Außerdem wurden noch § 224 Nr. 2 und Nr. 3 geprüft und bejaht.

Kurz vor Schluss legte Richter Brahm dann noch einen Schlenker in die StPO ein. So war zu klären, vor welchem Gericht im obigen Falle Anklage zu erheben wäre und ob dagegen vorgegangen werden könne, wenn aus dem Rubrum eines Urteils hervor gehe, dass ein (eigentlich) unzuständiges Gericht entschieden habe (die Antwort ergibt sich aus § 6a StPO).



Prüfer: Vorsitzender Richter am VG Arnsberg Herlt
Prüfungsfach: Öffentliches Recht
Prüfungsdatum: 13. Mai 2002

I. Zur Person:

Auch Richter Herlt ist ein Prüfer mit dem sich (gut) leben lässt.
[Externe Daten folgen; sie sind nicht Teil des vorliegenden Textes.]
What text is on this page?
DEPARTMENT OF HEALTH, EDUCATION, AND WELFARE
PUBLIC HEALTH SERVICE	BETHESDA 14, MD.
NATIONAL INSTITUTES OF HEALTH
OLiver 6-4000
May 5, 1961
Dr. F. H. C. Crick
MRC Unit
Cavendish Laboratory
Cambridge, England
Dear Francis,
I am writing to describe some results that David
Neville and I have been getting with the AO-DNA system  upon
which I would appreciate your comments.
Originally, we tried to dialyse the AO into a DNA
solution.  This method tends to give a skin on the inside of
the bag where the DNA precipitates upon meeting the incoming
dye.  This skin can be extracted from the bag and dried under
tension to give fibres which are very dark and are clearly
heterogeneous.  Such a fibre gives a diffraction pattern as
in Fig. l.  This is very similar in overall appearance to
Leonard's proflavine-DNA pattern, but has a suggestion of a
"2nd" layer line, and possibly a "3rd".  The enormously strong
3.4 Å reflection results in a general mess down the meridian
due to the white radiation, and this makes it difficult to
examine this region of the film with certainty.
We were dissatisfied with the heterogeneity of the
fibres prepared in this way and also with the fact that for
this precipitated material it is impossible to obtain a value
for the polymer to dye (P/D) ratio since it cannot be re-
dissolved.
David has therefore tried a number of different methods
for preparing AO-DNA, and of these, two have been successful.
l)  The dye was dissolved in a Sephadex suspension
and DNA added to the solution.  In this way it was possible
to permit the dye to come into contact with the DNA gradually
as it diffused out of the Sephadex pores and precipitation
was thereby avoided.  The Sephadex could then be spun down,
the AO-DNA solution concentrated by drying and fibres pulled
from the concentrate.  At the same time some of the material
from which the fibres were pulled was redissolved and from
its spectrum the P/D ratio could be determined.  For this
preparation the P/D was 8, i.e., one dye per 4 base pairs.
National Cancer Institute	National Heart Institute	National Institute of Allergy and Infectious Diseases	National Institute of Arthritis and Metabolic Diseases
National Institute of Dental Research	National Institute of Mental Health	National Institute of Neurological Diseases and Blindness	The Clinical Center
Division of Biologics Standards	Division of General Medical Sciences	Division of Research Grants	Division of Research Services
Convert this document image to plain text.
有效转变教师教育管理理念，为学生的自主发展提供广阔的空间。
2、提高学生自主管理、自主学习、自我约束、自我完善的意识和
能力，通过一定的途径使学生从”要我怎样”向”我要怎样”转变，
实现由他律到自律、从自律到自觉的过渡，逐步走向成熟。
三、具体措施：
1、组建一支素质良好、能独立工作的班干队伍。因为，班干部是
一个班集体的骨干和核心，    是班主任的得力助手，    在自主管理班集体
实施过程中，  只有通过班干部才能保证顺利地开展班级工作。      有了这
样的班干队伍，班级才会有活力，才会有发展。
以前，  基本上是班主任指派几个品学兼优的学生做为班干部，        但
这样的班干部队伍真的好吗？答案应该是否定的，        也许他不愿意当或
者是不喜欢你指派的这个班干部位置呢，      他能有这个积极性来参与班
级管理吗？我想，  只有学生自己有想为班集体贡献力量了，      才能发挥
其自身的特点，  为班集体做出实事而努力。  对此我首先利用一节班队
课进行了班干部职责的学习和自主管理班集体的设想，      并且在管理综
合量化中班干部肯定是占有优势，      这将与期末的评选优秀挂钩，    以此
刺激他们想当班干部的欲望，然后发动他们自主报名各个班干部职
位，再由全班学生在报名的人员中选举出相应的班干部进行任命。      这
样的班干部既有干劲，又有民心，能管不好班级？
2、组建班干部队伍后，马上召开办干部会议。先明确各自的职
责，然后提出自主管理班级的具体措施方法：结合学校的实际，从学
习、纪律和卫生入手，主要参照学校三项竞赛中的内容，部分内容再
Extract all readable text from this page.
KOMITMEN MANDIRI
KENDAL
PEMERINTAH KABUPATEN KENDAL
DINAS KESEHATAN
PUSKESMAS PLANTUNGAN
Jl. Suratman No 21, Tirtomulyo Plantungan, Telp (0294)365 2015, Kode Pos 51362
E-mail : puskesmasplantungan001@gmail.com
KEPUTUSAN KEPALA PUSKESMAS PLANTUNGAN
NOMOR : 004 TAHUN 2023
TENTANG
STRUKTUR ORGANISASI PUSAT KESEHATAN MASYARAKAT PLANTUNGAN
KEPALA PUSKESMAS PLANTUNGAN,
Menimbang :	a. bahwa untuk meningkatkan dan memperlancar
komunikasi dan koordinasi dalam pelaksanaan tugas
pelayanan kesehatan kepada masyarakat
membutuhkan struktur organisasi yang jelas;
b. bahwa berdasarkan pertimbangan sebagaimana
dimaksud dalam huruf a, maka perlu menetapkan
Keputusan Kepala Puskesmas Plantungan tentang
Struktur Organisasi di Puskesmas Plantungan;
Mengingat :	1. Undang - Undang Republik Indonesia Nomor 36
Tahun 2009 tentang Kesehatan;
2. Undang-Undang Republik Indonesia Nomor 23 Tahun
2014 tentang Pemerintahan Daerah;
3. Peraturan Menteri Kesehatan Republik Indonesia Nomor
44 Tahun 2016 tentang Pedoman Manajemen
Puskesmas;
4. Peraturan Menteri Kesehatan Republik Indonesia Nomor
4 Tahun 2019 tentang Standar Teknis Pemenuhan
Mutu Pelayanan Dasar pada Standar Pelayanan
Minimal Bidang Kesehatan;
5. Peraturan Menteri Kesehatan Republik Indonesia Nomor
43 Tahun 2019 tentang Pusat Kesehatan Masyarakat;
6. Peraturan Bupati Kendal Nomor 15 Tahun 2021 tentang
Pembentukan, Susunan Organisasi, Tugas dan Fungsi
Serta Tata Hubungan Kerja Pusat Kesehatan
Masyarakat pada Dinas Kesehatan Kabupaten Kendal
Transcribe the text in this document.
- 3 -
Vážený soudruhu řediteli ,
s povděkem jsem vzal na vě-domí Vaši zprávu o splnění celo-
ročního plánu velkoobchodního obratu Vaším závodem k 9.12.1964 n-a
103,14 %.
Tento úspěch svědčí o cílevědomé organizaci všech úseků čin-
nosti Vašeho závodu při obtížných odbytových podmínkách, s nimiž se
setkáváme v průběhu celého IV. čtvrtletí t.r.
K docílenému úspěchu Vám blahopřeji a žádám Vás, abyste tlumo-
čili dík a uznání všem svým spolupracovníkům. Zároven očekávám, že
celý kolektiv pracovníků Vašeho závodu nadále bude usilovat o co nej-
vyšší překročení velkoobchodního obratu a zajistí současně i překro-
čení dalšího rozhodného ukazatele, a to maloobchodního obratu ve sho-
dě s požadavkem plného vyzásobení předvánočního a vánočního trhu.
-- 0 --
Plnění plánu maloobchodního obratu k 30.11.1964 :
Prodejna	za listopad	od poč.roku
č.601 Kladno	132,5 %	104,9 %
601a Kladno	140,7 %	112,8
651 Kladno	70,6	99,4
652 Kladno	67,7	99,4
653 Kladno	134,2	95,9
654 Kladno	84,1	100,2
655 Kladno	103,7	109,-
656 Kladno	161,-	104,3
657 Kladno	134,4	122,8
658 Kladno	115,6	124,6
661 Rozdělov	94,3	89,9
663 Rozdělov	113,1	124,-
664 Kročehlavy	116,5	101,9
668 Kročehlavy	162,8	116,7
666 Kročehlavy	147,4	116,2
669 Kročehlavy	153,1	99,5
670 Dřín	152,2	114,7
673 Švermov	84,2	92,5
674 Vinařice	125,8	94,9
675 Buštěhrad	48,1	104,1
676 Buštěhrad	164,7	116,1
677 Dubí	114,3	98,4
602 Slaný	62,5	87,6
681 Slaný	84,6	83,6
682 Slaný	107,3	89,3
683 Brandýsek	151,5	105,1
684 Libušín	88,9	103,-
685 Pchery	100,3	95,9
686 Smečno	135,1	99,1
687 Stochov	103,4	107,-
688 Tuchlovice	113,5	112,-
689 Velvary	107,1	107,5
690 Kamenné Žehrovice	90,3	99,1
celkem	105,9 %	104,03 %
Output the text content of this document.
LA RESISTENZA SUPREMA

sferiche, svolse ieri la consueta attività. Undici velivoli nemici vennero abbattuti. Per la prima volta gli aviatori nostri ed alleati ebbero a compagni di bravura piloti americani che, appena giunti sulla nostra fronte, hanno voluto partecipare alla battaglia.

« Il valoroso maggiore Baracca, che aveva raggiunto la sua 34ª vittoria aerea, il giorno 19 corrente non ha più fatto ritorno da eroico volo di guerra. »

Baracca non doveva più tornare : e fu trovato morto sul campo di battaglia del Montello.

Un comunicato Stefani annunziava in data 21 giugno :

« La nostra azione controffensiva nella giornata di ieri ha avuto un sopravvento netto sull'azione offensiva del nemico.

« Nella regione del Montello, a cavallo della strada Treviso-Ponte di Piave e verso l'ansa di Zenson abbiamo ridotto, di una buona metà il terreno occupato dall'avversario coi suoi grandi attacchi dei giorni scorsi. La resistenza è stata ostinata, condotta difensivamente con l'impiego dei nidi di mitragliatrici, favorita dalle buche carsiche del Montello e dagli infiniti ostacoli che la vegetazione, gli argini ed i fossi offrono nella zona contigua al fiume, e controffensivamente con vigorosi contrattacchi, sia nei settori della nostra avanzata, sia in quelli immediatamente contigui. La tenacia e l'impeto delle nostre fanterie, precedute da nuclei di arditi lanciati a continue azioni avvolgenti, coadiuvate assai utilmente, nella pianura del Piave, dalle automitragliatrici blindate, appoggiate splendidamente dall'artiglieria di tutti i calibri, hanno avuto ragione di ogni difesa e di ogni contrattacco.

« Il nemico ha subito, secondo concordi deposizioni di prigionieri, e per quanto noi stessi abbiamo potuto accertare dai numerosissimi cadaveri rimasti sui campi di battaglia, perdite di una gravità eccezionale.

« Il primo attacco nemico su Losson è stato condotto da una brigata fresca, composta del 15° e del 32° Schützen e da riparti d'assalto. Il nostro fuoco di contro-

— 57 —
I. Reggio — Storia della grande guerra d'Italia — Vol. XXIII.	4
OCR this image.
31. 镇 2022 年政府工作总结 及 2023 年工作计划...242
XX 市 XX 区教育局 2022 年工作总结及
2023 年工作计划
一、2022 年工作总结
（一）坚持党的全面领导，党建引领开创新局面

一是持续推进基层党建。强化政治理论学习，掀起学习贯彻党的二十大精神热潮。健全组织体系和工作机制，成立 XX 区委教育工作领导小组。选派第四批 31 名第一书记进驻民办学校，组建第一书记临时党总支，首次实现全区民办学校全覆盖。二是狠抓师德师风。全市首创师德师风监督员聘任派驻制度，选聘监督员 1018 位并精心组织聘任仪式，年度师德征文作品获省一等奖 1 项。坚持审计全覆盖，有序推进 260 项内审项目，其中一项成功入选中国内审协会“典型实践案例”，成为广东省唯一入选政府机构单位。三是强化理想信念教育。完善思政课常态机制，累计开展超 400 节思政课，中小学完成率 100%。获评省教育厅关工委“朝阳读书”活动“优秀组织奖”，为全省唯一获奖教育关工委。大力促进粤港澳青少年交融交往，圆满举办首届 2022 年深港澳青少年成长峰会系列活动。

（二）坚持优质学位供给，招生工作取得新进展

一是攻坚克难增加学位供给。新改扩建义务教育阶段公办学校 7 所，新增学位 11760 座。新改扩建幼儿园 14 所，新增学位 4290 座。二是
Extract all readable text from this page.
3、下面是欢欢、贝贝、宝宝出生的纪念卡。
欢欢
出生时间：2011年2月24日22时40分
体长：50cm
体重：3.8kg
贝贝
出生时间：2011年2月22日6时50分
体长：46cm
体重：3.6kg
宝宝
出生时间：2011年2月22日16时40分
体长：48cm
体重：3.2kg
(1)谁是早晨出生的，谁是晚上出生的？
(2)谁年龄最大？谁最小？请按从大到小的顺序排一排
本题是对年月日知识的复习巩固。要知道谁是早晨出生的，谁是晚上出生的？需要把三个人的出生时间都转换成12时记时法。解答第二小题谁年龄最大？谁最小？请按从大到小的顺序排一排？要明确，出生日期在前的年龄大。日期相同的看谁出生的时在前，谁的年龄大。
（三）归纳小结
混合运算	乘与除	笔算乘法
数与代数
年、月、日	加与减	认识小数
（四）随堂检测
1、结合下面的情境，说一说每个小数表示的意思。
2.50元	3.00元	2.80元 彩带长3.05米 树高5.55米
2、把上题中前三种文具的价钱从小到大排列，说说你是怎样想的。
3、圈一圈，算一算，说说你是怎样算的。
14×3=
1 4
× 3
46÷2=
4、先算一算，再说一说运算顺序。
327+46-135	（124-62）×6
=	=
Die aus den anderen Protokollen bekannte Neigung im weitesten Sinne aktuelle Themen zum Gegenstand der Prüfung zu machen, zeigte sich in unserer Prüfung allerdings nur in geringem Maße. So wählte er als Einstieg die Frage, was den aus öffentlich-rechtlicher Sicht im Zusammenhang mit der Selbstdarstellung einer Gemeinde im Internet zu beachten sein könnte, wobei er bereits einleitend klarstellte, dass es hierbei um einen Bereich gehe, in dem noch nichts entschieden sei, folglich kein Spezialwissen abgefragt werde, sondern es eher um kollektives Brainstorming gehe (was er allerdings –natürlich- nicht wörtlich so sagte).

II. Zur Prüfung:

Für die Frage, was aus öffentlich-rechtlicher Sicht im Zusammenhang mit dem Internetauftritt einer Gemeinde zu beachten ist, ging es zunächst darum, einige relevante Vorschriften zusammen zu tragen (insbes. Art. 78 Verf. NRW, Art. 28 II GG). Sodann wurde diskutiert, was aus öffentlich-rechtlicher Sicht allgemein beachtlich sein könnte. Nachdem ein bisschen über Fragen der inhaltlichen Ausgestaltung des Internetauftrittes nachgedacht wurde (Verbindlichkeit der enthaltenen Aussagen? Anspruch auf Erwähnung bestimmter/aller Betriebe im Gemeindegebiete?), ging es um die grundsätzlichere Frage, ob die Gemeinde, wenn sie den Internetauftritt selbst gestalte bzw. anbiete, wirtschaftlich im Sinne von § 107 GO NRW tätig sei. Dazu war zunächst zu klären, was eine wirtschaftliche Betätigung in diesem Sinne darstellt (vgl. § 107 I S. 3 GO NW) und dann vor allem, was mit dem Begriff des „Betriebs von Unternehmen“ gemeint ist. Hierbei wurde kein Spezialwissen erwartet, viel mehr ging es darum, eine brauchbare Definition zu entwickeln. Das eigentliche Problem, das Richter Herlt wohl beschäftigt(e), wurde dabei auch klar: Der Betrieb eines Internet-Angebotes durch die Gemeine wird wohl als „Unternehmen“ (und damit wirtschaftliche Betätigung) zu werten sein, wenn die Gemeinde damit eine selbstständige Organisationseinheit beauftragt, nicht aber, wenn die Webseiten unter Rückgriff auf bereits vorhandenes Personal und bestehende Ämter oder Abteilungen (etwa innerhalb des Rathauses) erstellt werden. Dem Sinn und Zweck der Beschränkung der wirtschaftlichen Betätigung der Gemeinden, so wie er mit den §§ 107 ff. GO NW verfolgt wird, ist damit nicht zu entsprechen. Man wird sehen, wie sich diese Fragen weiter entwickeln.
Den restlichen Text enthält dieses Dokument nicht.